The high cost of bouncing customers out of your site.

Google defines bounce rate as the number of people who leave your site after viewing a single page. High bounce will hit you in the wallet, too. Although the source may be a relatively small technical problem, it’s wiping out the marketing, content, design and programming investment made in that specific page.

In the real world, it’s like investing in an ad campaign to drive customers to a new mall store called “World of Botox.” Hundreds of coupon clutching customers show up, but 89% of them just peer in the shop window and leave.

In web terms this is an excessive and unacceptable bounce rate. Bounce rate measures the efficiency of a web page. Based on advertising, web marketing and search results, visitors approach your site with a defined set of needs and wants. When they aren’t met in a few seconds, most will leave.

High bounce rates drop web site ROI like a stone. If the bounce rate on any of the key pages of your site, especially the home page, is hovering around 50%, it time to move to Devcon 5.

How to determine your site’s bounce rate.

Any respectable web analytics package will report the bounce rate of all the pages in your site. Sort the report from highest to lowest, paying particular attention to critical pages like:

  • Your home page.
  • Any page with an important form, especially a multi-part form.
  • eCommerce pages and checkout funnels
  • Any page that you’ve targeted for a transaction, e.g. white paper download.

Keep in mind that some pages will naturally have a very high bounce rate, like “Thank you” pages and privacy pages.

The pathology of bouncing

There are a number of potential reasons for high bounce rates, and sometimes they exist in combination. Though solving a high bounce rate test may take some research and diagnostic work, spotting the issues is mainly a matter of common sense.

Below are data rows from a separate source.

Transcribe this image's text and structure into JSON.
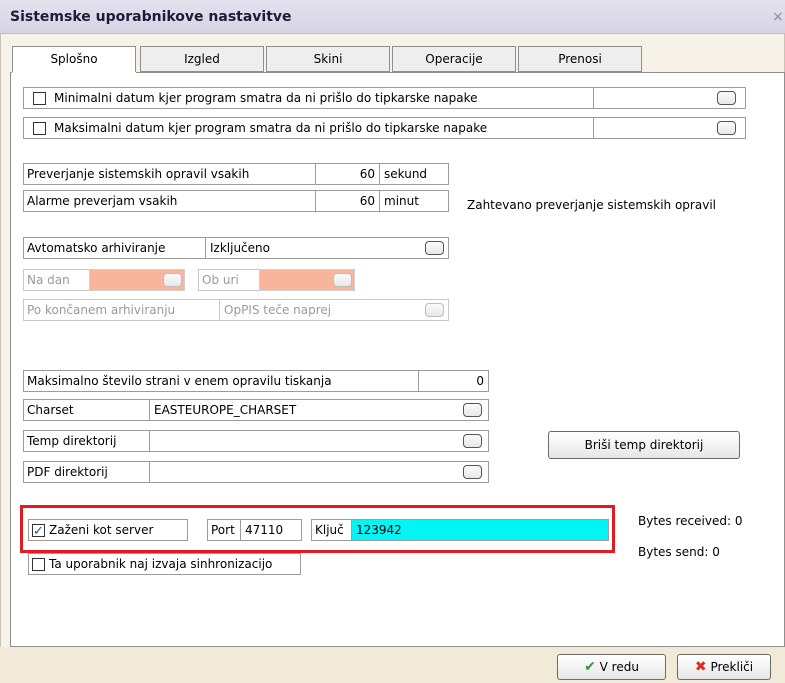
{
  "window": {
    "title": "Sistemske uporabnikove nastavitve",
    "close_glyph": "×"
  },
  "tabs": [
    {
      "label": "Splošno",
      "active": true
    },
    {
      "label": "Izgled",
      "active": false
    },
    {
      "label": "Skini",
      "active": false
    },
    {
      "label": "Operacije",
      "active": false
    },
    {
      "label": "Prenosi",
      "active": false
    }
  ],
  "typo": {
    "min_label": "Minimalni datum kjer program smatra da ni prišlo do tipkarske napake",
    "max_label": "Maksimalni datum kjer program smatra da ni prišlo do tipkarske napake",
    "min_value": "",
    "max_value": ""
  },
  "checks": {
    "label": "Preverjanje sistemskih opravil vsakih",
    "value": "60",
    "unit": "sekund"
  },
  "alarms": {
    "label": "Alarme preverjam vsakih",
    "value": "60",
    "unit": "minut"
  },
  "system_tasks_request": "Zahtevano preverjanje sistemskih opravil",
  "archiving": {
    "label": "Avtomatsko arhiviranje",
    "value": "Izključeno",
    "day_label": "Na dan",
    "time_label": "Ob uri",
    "after_label": "Po končanem arhiviranju",
    "after_value": "OpPIS teče naprej"
  },
  "print": {
    "max_pages_label": "Maksimalno število strani v enem opravilu tiskanja",
    "max_pages_value": "0"
  },
  "charset": {
    "label": "Charset",
    "value": "EASTEUROPE_CHARSET"
  },
  "temp_dir": {
    "label": "Temp direktorij",
    "value": ""
  },
  "pdf_dir": {
    "label": "PDF direktorij",
    "value": ""
  },
  "clear_temp_button": "Briši temp direktorij",
  "server": {
    "run_as_server_label": "Zaženi kot server",
    "run_as_server_checked": true,
    "port_label": "Port",
    "port_value": "47110",
    "key_label": "Ključ",
    "key_value": "123942",
    "key_bg": "#00f5f5"
  },
  "sync": {
    "label": "Ta uporabnik naj izvaja sinhronizacijo",
    "checked": false
  },
  "stats": {
    "received": "Bytes received: 0",
    "sent": "Bytes send: 0"
  },
  "buttons": {
    "ok": "V redu",
    "cancel": "Prekliči"
  },
  "colors": {
    "highlight_box": "#e01b24",
    "pink_field": "#f9b59c"
  }
}
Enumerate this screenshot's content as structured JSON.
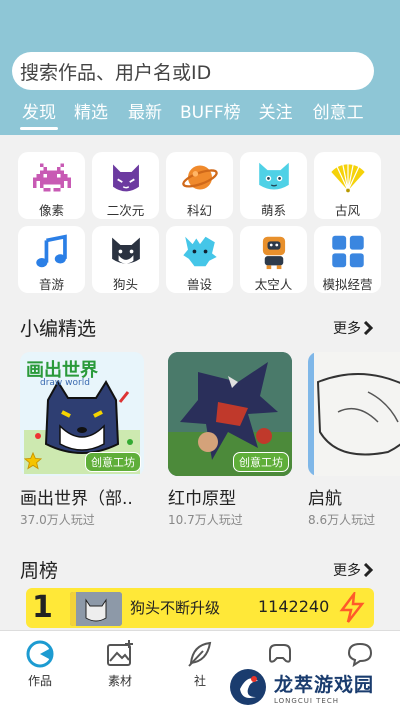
{
  "search": {
    "placeholder": "搜索作品、用户名或ID"
  },
  "tabs": [
    {
      "label": "发现",
      "active": true
    },
    {
      "label": "精选"
    },
    {
      "label": "最新"
    },
    {
      "label": "BUFF榜"
    },
    {
      "label": "关注"
    },
    {
      "label": "创意工"
    }
  ],
  "categories": [
    {
      "label": "像素",
      "icon": "space-invader-icon"
    },
    {
      "label": "二次元",
      "icon": "anime-cat-icon"
    },
    {
      "label": "科幻",
      "icon": "planet-icon"
    },
    {
      "label": "萌系",
      "icon": "cute-cat-icon"
    },
    {
      "label": "古风",
      "icon": "folding-fan-icon"
    },
    {
      "label": "音游",
      "icon": "music-note-icon"
    },
    {
      "label": "狗头",
      "icon": "dog-head-icon"
    },
    {
      "label": "兽设",
      "icon": "beast-icon"
    },
    {
      "label": "太空人",
      "icon": "astronaut-icon"
    },
    {
      "label": "模拟经营",
      "icon": "grid-blocks-icon"
    }
  ],
  "picks": {
    "title": "小编精选",
    "more": "更多",
    "items": [
      {
        "title": "画出世界（部..",
        "plays": "37.0万人玩过",
        "badge": "创意工坊",
        "thumb_text": "画出世界",
        "thumb_sub": "draw world"
      },
      {
        "title": "红巾原型",
        "plays": "10.7万人玩过",
        "badge": "创意工坊"
      },
      {
        "title": "启航",
        "plays": "8.6万人玩过"
      }
    ]
  },
  "weekly": {
    "title": "周榜",
    "more": "更多",
    "rank": "1",
    "name": "狗头不断升级",
    "score": "1142240"
  },
  "nav": [
    {
      "label": "作品",
      "icon": "works-icon",
      "active": true
    },
    {
      "label": "素材",
      "icon": "image-add-icon"
    },
    {
      "label": "社",
      "icon": "feather-icon"
    },
    {
      "label": "",
      "icon": "game-controller-icon"
    },
    {
      "label": "",
      "icon": "chat-bubble-icon"
    }
  ],
  "watermark": {
    "main": "龙萃游戏园",
    "sub": "LONGCUI TECH"
  },
  "colors": {
    "header": "#8ec6d6",
    "accent": "#1d9bd1",
    "weekly": "#ffe838",
    "badge": "#5fae39"
  }
}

For example, speed. If there’s a line around the block to get into the World of Botox, only the most dire cases will wait. The same goes for your website. Except the web is more unforgiving. If your page doesn’t load in a few seconds, 70% of your visitors are already Googling or Binging the competition.

Lack of instantly recognizable relevant content will also keep your customers bouncing. What if, for example, all the wrinkly World of Botox customers show up only to find the store’s window packed with vitamins and cosmetics. When your site doesn’t deliver the goods as promised in advertising or a search description, you’ve broken a pact and possibly turned off a user forever.

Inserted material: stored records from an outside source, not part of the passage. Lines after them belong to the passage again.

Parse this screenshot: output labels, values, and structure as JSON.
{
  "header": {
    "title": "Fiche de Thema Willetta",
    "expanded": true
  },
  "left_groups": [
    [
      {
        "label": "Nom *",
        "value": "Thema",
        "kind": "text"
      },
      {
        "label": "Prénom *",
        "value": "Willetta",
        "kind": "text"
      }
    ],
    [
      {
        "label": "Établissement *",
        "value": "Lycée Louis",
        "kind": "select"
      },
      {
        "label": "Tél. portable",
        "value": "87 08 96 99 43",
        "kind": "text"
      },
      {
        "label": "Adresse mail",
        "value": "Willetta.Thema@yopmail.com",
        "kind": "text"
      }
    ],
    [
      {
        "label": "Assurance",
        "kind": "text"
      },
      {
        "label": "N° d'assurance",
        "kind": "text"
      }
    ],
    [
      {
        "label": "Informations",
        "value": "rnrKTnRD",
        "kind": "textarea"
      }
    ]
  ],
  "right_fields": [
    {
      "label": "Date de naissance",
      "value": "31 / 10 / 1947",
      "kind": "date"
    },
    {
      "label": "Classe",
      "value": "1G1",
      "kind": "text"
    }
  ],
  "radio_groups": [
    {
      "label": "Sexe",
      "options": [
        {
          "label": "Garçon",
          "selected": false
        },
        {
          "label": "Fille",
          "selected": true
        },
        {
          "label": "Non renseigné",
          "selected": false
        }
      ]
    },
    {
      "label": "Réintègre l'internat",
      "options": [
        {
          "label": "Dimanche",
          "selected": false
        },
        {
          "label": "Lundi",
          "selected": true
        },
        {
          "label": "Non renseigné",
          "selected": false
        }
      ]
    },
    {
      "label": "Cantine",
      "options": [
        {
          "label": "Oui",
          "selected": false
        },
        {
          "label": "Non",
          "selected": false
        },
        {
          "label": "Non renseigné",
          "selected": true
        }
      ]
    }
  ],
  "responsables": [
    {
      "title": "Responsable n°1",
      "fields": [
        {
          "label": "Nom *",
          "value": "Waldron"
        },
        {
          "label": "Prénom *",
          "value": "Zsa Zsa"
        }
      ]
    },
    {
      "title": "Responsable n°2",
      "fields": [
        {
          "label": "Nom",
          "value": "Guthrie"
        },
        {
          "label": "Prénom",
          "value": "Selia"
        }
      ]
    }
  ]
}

At the top of our bounceability list is speed, or lack thereof. Depending on the speed your customers are connecting to the internet, most will only wait one or two seconds for a page to load. The most common problems are large graphics, animations and videos.

Visitors to your site may not understand how your page is organized, or where to find what they want. Key links may use unclear wording, e.g. “Our Happy Place” instead of “About.”; the type size is too small; the placement isn’t logical. A simple usability test will quickly uncover these issues.

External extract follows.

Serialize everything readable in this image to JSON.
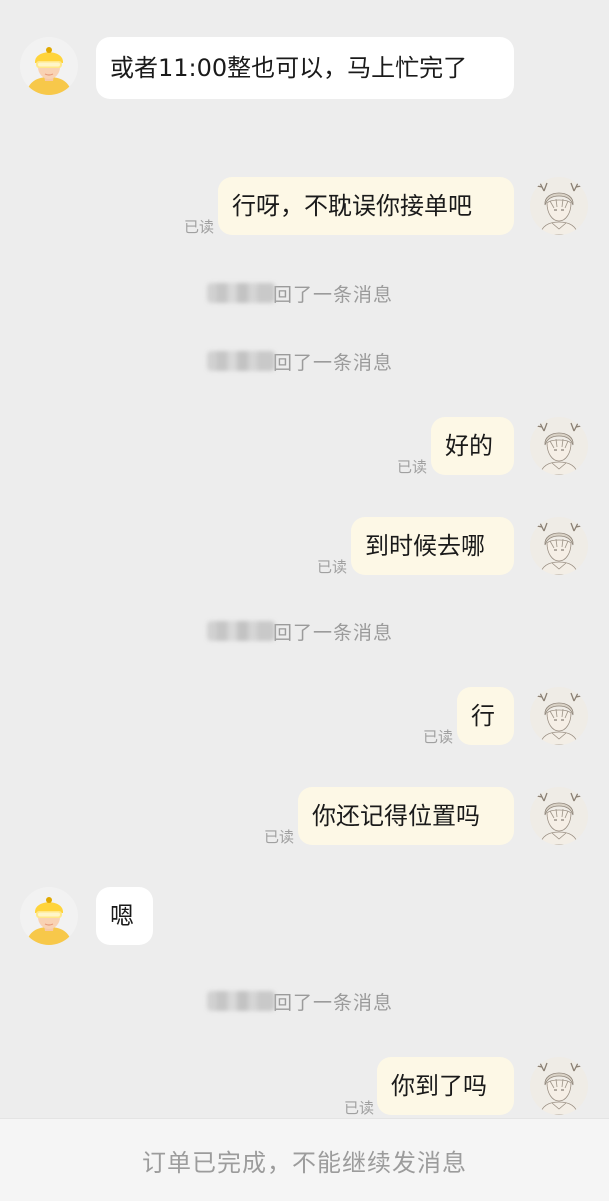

One of the underlying causes of high bounce rate is a failure to match your products and services to specific landing pages within your site. Navigating a website isn’t like strolling through Walmart. Most of us expect to click and instantly arrive at the meat counter. The home page can’t do it all, especially if your offerings are diverse or have audiences with little crossover. The solution is to develop landing pages or even mini sites designed around specific customer needs.

High Bounce Rate Causes and Solutions

Slow Load Time

  • Shrink image sizes and optimize code.
  • Nuke pokey Flash apps.
  • Is your server the culprit? Run a speed test.
  • Check load time of pages with high bounce rates.


  • Make sure that the content of the page is clearly summarized in instantly visible and crystal clear headlines, and subheads.
  • Add additional pages or sections to bring more focus to content structure.
  • Clean up design clutter, set copy for readability.
  • Edit copy for conciseness.


  • Make sure the advertising or search ads match the content of the targeted page. If not, turn off the ad, or point it at a more appropriate page.
  • Develop landing pages focused on a single topic.